Tornado Cash sanctions, Coinbase has funded a lawsuit against the Treasury Department.
Coinbase is covering the bill for a lawsuit filed against the Treasury Department by customers of Tornado Cash, a recently sanctioned cryptocurrency business.
Coinbase employees and other users of the mixing service that was blacklisted by the Office of Foreign Assets Control (OFAC) in August are among the six plaintiffs.
Mixing services like as Tornado Cash are utilized to obscure crypto transactions, which, despite being anonymous, are highly traceable. The Treasury Department contended that North Korean hackers and other criminal actors exploited this site to launder more than $7 billion worth of digital currency over the past three years.
In other instances, though, mixing services are employed for genuine reasons of privacy. One plaintiff, a senior security risk analyst at Coinbase, used the program to anonymize payments to Ukraine because he feared that Russian hacker gangs would target his address. Another had concerns about his family’s security.
According to the lawsuit, "each defendant is a citizen of the United States who only wishes to participate in authorized conduct in private."
Treasury's decision to ban open source software as opposed to a company or person was unprecedented.
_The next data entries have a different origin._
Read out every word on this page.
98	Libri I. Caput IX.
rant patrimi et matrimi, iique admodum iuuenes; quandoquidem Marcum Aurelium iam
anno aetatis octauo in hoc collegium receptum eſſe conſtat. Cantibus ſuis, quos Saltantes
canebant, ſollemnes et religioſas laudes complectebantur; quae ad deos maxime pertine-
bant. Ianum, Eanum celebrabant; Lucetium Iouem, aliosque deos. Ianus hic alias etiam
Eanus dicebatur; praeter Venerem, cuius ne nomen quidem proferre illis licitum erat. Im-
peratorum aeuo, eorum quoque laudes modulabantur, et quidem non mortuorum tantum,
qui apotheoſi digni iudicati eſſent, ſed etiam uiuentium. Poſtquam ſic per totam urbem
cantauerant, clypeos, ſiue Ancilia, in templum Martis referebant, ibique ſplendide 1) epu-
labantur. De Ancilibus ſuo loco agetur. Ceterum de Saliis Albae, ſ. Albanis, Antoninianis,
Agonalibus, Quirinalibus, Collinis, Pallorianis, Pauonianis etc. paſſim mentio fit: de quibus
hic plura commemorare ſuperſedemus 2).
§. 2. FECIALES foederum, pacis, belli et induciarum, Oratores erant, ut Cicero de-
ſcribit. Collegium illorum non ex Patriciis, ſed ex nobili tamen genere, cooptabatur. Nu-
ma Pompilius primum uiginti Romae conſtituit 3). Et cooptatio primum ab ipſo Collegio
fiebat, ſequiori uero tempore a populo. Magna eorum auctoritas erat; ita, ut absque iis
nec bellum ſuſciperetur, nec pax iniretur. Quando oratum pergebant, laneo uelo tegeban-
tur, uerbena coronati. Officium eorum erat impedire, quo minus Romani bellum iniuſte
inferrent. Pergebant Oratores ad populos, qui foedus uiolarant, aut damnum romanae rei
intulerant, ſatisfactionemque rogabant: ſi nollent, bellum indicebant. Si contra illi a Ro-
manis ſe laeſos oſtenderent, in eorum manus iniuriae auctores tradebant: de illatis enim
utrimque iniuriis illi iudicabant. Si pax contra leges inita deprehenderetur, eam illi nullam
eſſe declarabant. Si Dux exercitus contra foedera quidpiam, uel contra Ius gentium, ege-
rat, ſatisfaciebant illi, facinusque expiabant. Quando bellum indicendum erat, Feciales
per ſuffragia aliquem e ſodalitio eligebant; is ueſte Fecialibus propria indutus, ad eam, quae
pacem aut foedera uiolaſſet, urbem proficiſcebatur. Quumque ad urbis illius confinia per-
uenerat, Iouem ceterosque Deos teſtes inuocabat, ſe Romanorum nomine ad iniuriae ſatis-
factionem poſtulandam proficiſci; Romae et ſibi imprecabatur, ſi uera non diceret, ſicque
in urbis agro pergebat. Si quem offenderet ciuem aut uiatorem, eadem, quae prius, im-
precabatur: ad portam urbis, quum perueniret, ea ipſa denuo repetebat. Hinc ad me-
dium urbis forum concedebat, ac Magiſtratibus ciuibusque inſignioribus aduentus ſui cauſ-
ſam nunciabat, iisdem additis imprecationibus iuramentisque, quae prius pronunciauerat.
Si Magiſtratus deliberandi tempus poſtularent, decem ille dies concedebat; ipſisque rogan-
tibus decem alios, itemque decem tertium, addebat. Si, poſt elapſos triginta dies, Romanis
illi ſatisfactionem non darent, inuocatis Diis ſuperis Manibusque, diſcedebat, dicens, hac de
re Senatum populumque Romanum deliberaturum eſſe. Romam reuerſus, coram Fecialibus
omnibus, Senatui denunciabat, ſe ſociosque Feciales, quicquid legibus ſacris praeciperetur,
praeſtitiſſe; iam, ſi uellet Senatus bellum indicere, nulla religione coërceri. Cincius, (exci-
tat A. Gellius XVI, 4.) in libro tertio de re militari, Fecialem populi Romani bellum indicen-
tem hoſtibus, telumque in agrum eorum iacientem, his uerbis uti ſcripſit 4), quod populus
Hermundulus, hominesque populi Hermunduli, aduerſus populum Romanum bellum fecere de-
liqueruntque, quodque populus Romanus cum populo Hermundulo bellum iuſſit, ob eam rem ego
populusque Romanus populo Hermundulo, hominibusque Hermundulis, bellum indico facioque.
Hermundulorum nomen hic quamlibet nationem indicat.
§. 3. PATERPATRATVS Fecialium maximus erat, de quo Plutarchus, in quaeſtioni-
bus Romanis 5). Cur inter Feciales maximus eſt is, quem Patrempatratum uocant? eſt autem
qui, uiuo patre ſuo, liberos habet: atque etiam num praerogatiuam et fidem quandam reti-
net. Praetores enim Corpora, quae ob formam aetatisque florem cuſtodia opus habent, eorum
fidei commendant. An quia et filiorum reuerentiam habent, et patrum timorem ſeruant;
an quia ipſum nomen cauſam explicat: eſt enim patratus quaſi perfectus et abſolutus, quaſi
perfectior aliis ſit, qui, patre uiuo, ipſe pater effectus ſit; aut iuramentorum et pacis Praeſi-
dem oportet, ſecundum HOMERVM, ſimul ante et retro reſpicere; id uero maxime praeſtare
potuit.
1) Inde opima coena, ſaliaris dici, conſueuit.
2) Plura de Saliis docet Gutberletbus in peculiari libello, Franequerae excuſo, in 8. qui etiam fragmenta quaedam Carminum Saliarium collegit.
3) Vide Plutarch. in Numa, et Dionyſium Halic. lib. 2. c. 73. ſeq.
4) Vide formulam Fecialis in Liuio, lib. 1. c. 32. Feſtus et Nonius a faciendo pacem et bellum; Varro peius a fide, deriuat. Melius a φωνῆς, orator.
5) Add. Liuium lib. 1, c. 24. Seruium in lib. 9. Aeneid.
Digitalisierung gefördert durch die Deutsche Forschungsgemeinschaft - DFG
Crypto aficionados have suggested that the move was an overreach, that it establishes a new legal precedent, and that it could have a negative influence on the technology sector.
Coinbase's chief legal officer, Paul Grewal, told CNBC, "We recognized this as a much wider problem." "It establishes a hazardous precedent; if this code may be labeled without any limitations imposed by legislation, then any technology, instrument, or system is fair game."
Grewal, a former deputy general counsel at Facebook, stated that it could inhibit innovation. He compared the Tornado Cash scenario to highway police pursuing armed bandits. To apprehend the perpetrators, "we would not prohibit entire use of that highway." Grewal said that this was the first time that Coinbase had paid for an outside lawsuit. The company plans to pay for the plaintiffs' lawyers and other costs related to pursuing the claims in federal court.
The lawsuit filed on Thursday says that the move went a step too far and used "a hammer instead of a scalpel," which is how Coinbase put it in a blog post. The plaintiffs say it hurt them financially because their money is still locked on Tornado Cash. They also say it hurt people who used the tools to protect their privacy. In the case, the U.S. wants the Court to take Tornado Cash smart contracts off the list of things that can't be done.
Coinbase is the biggest cryptocurrency exchange in the U.S. in terms of trading volume, and it has been pushing for crypto reforms in Washington while dealing with a series of recent SEC investigations. The Securities and Exchange Commission recently asked Coinbase for information about the listing of cryptocurrencies that the agency thinks may have been unregistered securities. The SEC is also taking a look at its staking program, which is a way to get crypto rewards.
Grewal said, "We have pushed for regulatory reform all over Washington, and we will keep doing that." "We can continue to work with and partner with the agencies that are being challenged in this case because it's not about questioning anyone's good faith. It's about making sure that the rule of law is followed."